Considering this I would write the loop like this:
time_slices = Hash.new { |h, k| h[k] = Hash.new { |h, k| h[k] = Slice.new } }
CSV.foreach(input_file, col_sep: '|', headers: :first_line) do |row|
current_time_slice = row['timeStamp'][0, precision]
time_slices[current_time_slice][row['label']].put_line(row)
end
Of course you then have to modify your output loop a little
time_slices.each do |slice_timestamp, time_slice|
time_slice.each do |label, slice|
out.puts [slice_timestamp, label, slice.average].join('|')
end
end
So you don't need the Slice#aggregated_row
method anymore. But that's a good idea anyway: e.g. why does Slice
has to know about your pipe separator? That's not a good separation of concerns.
Note that I avoid the +
operator here.
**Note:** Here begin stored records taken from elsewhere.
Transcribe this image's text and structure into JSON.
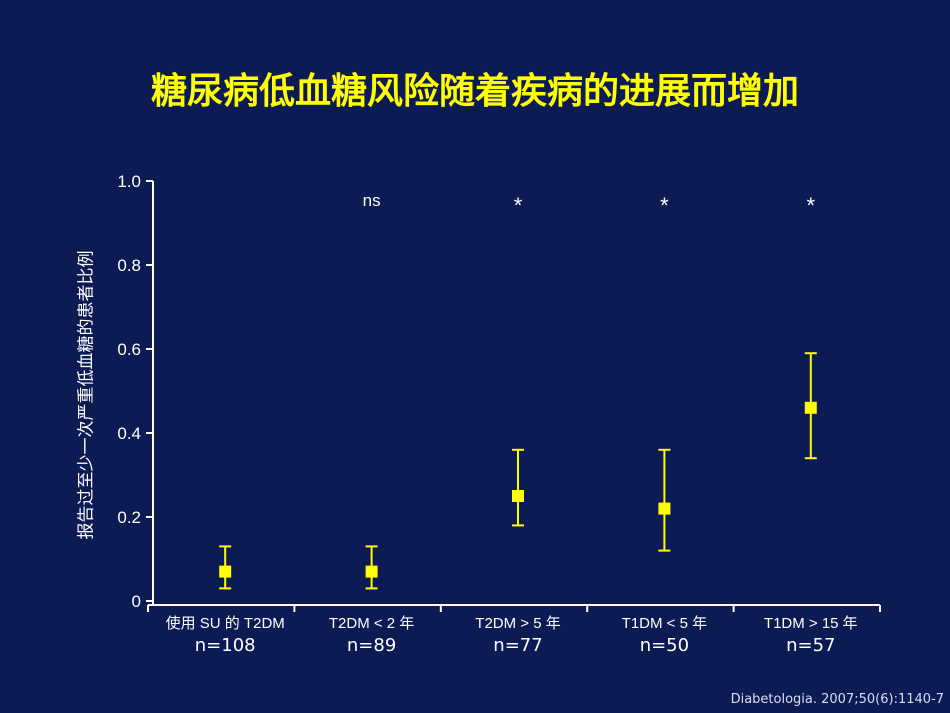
{
  "chart_data": {
    "type": "scatter",
    "title": "糖尿病低血糖风险随着疾病的进展而增加",
    "ylabel": "报告过至少一次严重低血糖的患者比例",
    "xlabel": "",
    "ylim": [
      0,
      1.0
    ],
    "yticks": [
      "0",
      "0.2",
      "0.4",
      "0.6",
      "0.8",
      "1.0"
    ],
    "grid": false,
    "categories": [
      "使用 SU 的 T2DM",
      "T2DM < 2  年",
      "T2DM > 5 年",
      "T1DM < 5 年",
      "T1DM > 15 年"
    ],
    "n_labels": [
      "n=108",
      "n=89",
      "n=77",
      "n=50",
      "n=57"
    ],
    "values": [
      0.07,
      0.07,
      0.25,
      0.22,
      0.46
    ],
    "error_low": [
      0.03,
      0.03,
      0.18,
      0.12,
      0.34
    ],
    "error_high": [
      0.13,
      0.13,
      0.36,
      0.36,
      0.59
    ],
    "significance": [
      "",
      "ns",
      "*",
      "*",
      "*"
    ],
    "marker_color": "#ffff00"
  },
  "citation": "Diabetologia. 2007;50(6):1140-7"
}
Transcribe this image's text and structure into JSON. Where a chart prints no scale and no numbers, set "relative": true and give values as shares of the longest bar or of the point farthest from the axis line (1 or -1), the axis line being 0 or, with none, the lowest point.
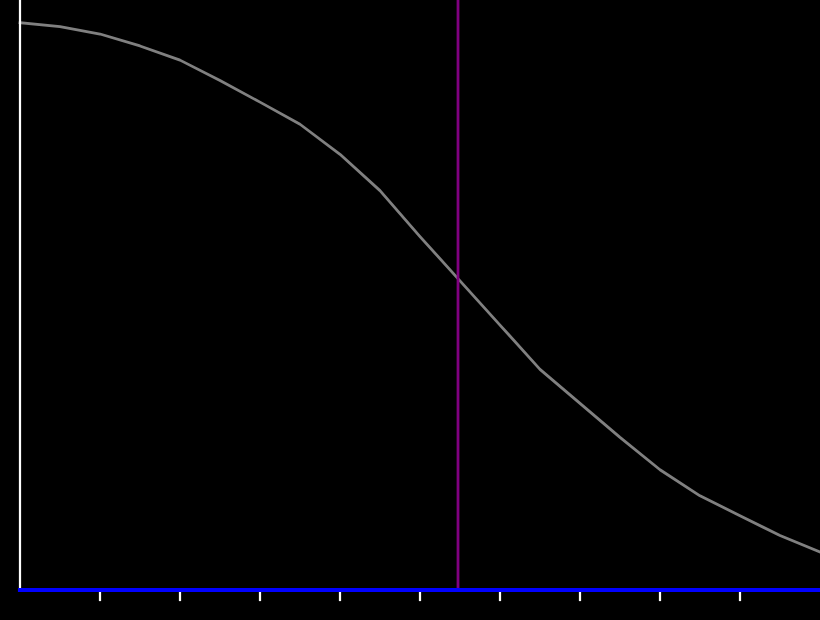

That would create a new String instance with every +
call. Alternatively you can also try <<
, but be aware that this modifies the leftmost string (but oftentimes that doesn't matter).
In contrast there is no penalty in using +
in groovy normally, because modern JVMs are using StringBuilder under the hood for it when they see fit. But in Ruby you still should be aware of its implications.
attr_accessor :slice_timestamp, :slice_label, :lines, :sum, :count
Why are you declaring these accessors? They are never used.